Criticism
Means-testing has been criticized on a number of grounds, the most fundamental of which is the distinction between a social program, which helps all equally or in proportion to their taxation, and a poverty program, which disproportionately helps the poor. For example, William Beveridge, in the Beveridge Report (blueprint for the UK's post-war social system) was opposed to means-testing, due to the poverty trap (below). Issues of a poverty program versus a social program include the following:
- Stigma
- A program benefiting only the poor may carry a stigma on its use and be demeaning; compare poverty food.
- Political support
- A program benefiting only the poor may lack broad-based political support, in contrast to programs that all share in. This can make it easier to reduce the benefits later.
- Redistribution
- Poverty programs transfer money from the rich to the poor, as they benefit the poor only but are paid for by the tax payers.

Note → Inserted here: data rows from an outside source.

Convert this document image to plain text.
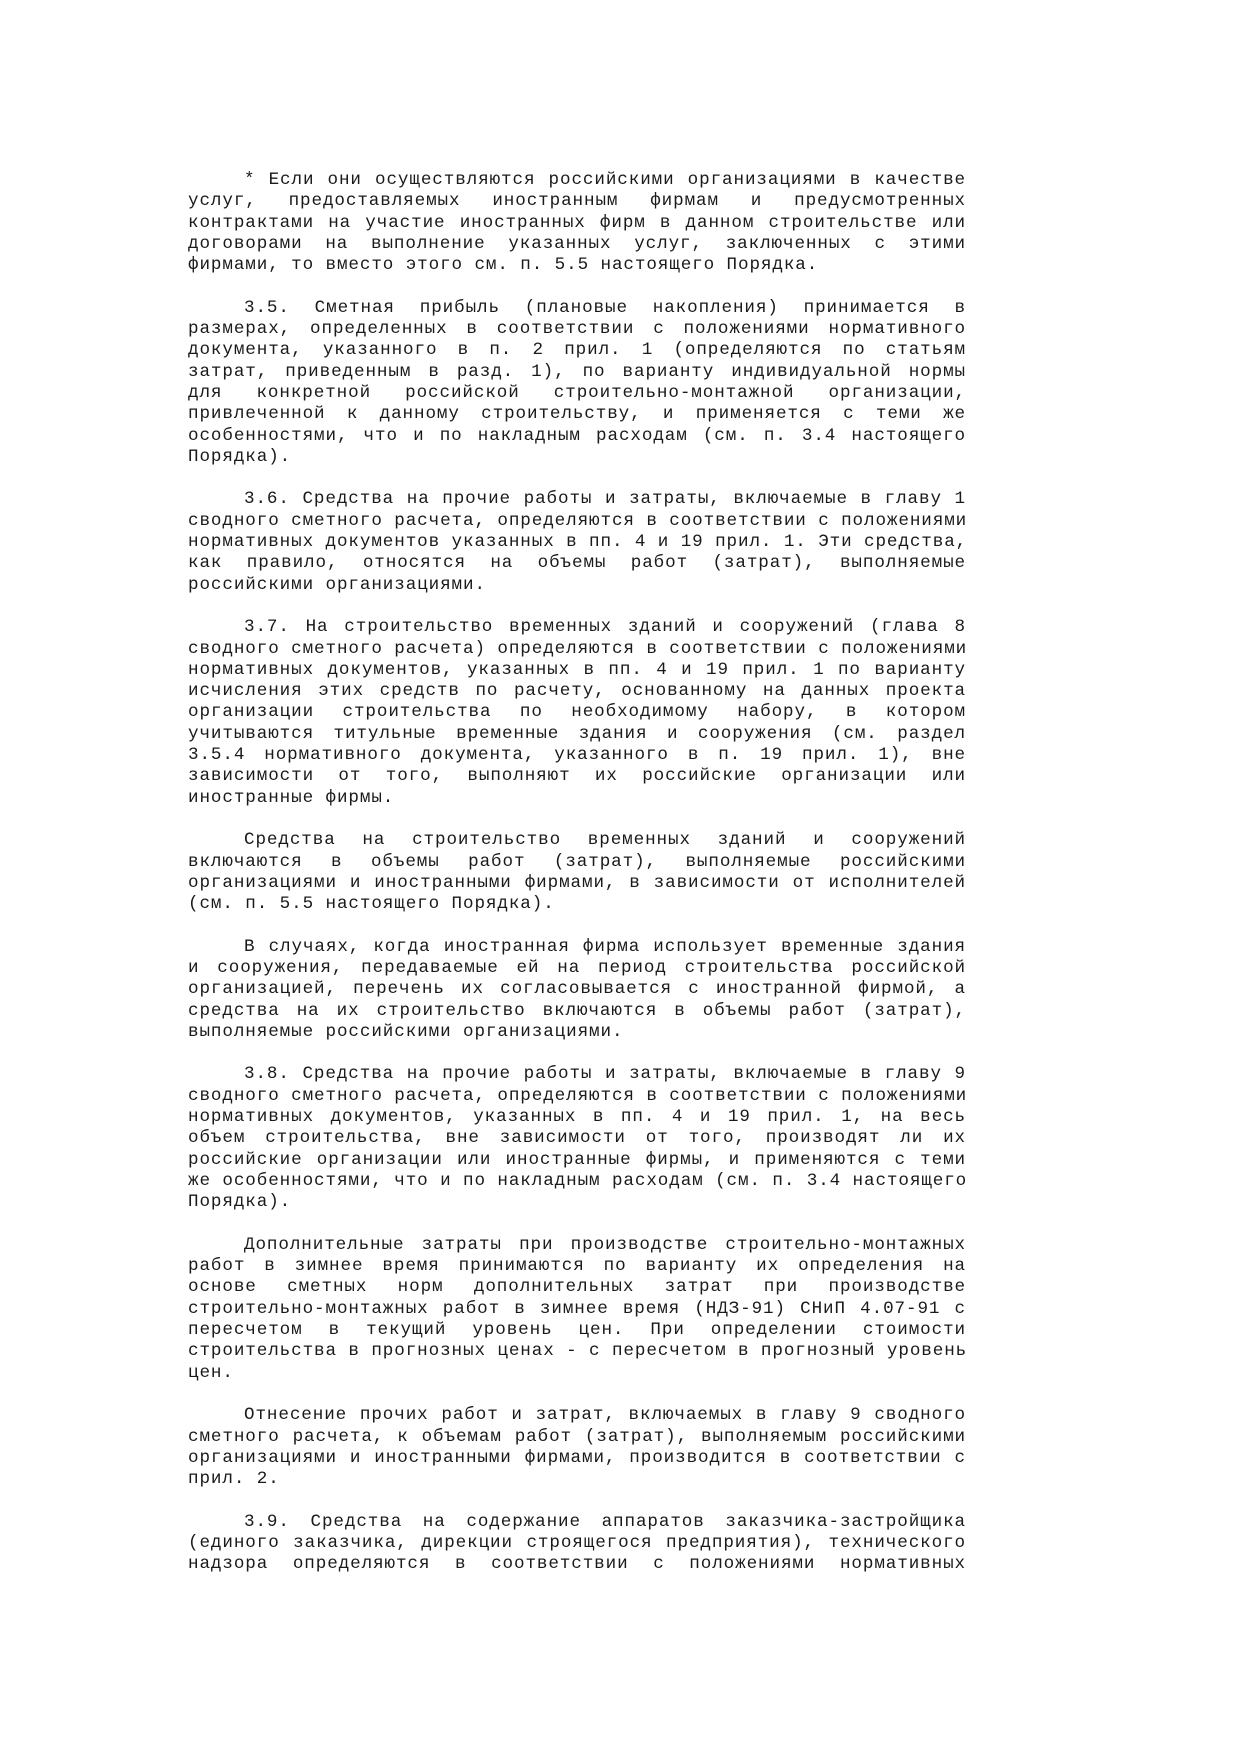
* Если они осуществляются российскими организациями в качестве
услуг, предоставляемых иностранным фирмам и предусмотренных
контрактами на участие иностранных фирм в данном строительстве или
договорами на выполнение указанных услуг, заключенных с этими
фирмами, то вместо этого см. п. 5.5 настоящего Порядка.
3.5. Сметная прибыль (плановые накопления) принимается в
размерах, определенных в соответствии с положениями нормативного
документа, указанного в п. 2 прил. 1 (определяются по статьям
затрат, приведенным в разд. 1), по варианту индивидуальной нормы
для конкретной российской строительно-монтажной организации,
привлеченной к данному строительству, и применяется с теми же
особенностями, что и по накладным расходам (см. п. 3.4 настоящего
Порядка).
3.6. Средства на прочие работы и затраты, включаемые в главу 1
сводного сметного расчета, определяются в соответствии с положениями
нормативных документов указанных в пп. 4 и 19 прил. 1. Эти средства,
как правило, относятся на объемы работ (затрат), выполняемые
российскими организациями.
3.7. На строительство временных зданий и сооружений (глава 8
сводного сметного расчета) определяются в соответствии с положениями
нормативных документов, указанных в пп. 4 и 19 прил. 1 по варианту
исчисления этих средств по расчету, основанному на данных проекта
организации строительства по необходимому набору, в котором
учитываются титульные временные здания и сооружения (см. раздел
3.5.4 нормативного документа, указанного в п. 19 прил. 1), вне
зависимости от того, выполняют их российские организации или
иностранные фирмы.
Средства на строительство временных зданий и сооружений
включаются в объемы работ (затрат), выполняемые российскими
организациями и иностранными фирмами, в зависимости от исполнителей
(см. п. 5.5 настоящего Порядка).
В случаях, когда иностранная фирма использует временные здания
и сооружения, передаваемые ей на период строительства российской
организацией, перечень их согласовывается с иностранной фирмой, а
средства на их строительство включаются в объемы работ (затрат),
выполняемые российскими организациями.
3.8. Средства на прочие работы и затраты, включаемые в главу 9
сводного сметного расчета, определяются в соответствии с положениями
нормативных документов, указанных в пп. 4 и 19 прил. 1, на весь
объем строительства, вне зависимости от того, производят ли их
российские организации или иностранные фирмы, и применяются с теми
же особенностями, что и по накладным расходам (см. п. 3.4 настоящего
Порядка).
Дополнительные затраты при производстве строительно-монтажных
работ в зимнее время принимаются по варианту их определения на
основе сметных норм дополнительных затрат при производстве
строительно-монтажных работ в зимнее время (НДЗ-91) СНиП 4.07-91 с
пересчетом в текущий уровень цен. При определении стоимости
строительства в прогнозных ценах - с пересчетом в прогнозный уровень
цен.
Отнесение прочих работ и затрат, включаемых в главу 9 сводного
сметного расчета, к объемам работ (затрат), выполняемым российскими
организациями и иностранными фирмами, производится в соответствии с
прил. 2.
3.9. Средства на содержание аппаратов заказчика-застройщика
(единого заказчика, дирекции строящегося предприятия), технического
надзора определяются в соответствии с положениями нормативных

Further objections to means-testing include the following:
- Poverty trap
- Means tests, particularly sharp cut-offs, create high effective marginal tax rates and can serve to keep people in poverty, both by removing social support as the person tries to escape poverty, and by discouraging such attempts by high costs. For example, asset-based limits, such as requiring an individual to have little or no savings to qualify, not only discourage saving (because of the cost of being disqualified from such savings) but also require a person to become completely destitute to qualify, thus meaning that they do not have any much-needed savings when attempting to escape poverty.
- Access
- Means tests, particularly complicated ones and ones that differ between programs and between different levels of government, complicate access to programs: individuals cannot easily know if they qualify and may also qualify for some programs but not others. In the absence of centralized outreach, the added complication of means tests means that some, perhaps many people who qualify for programs do not benefit from them.
- Administrative costs
- Means tests increase administrative costs (overhead), due to the work of verifying that the tests are satisfied. Some argue that these costs can offset or more than offset the savings by reduced payouts under means-testing.
- Entitlement/promises
- If means-testing is implemented in an existing program, particularly for which people have paid taxes but not benefited, as in pensions or medical insurance, the reduction in benefits can be seen as a breach of promise and entitlement of the program.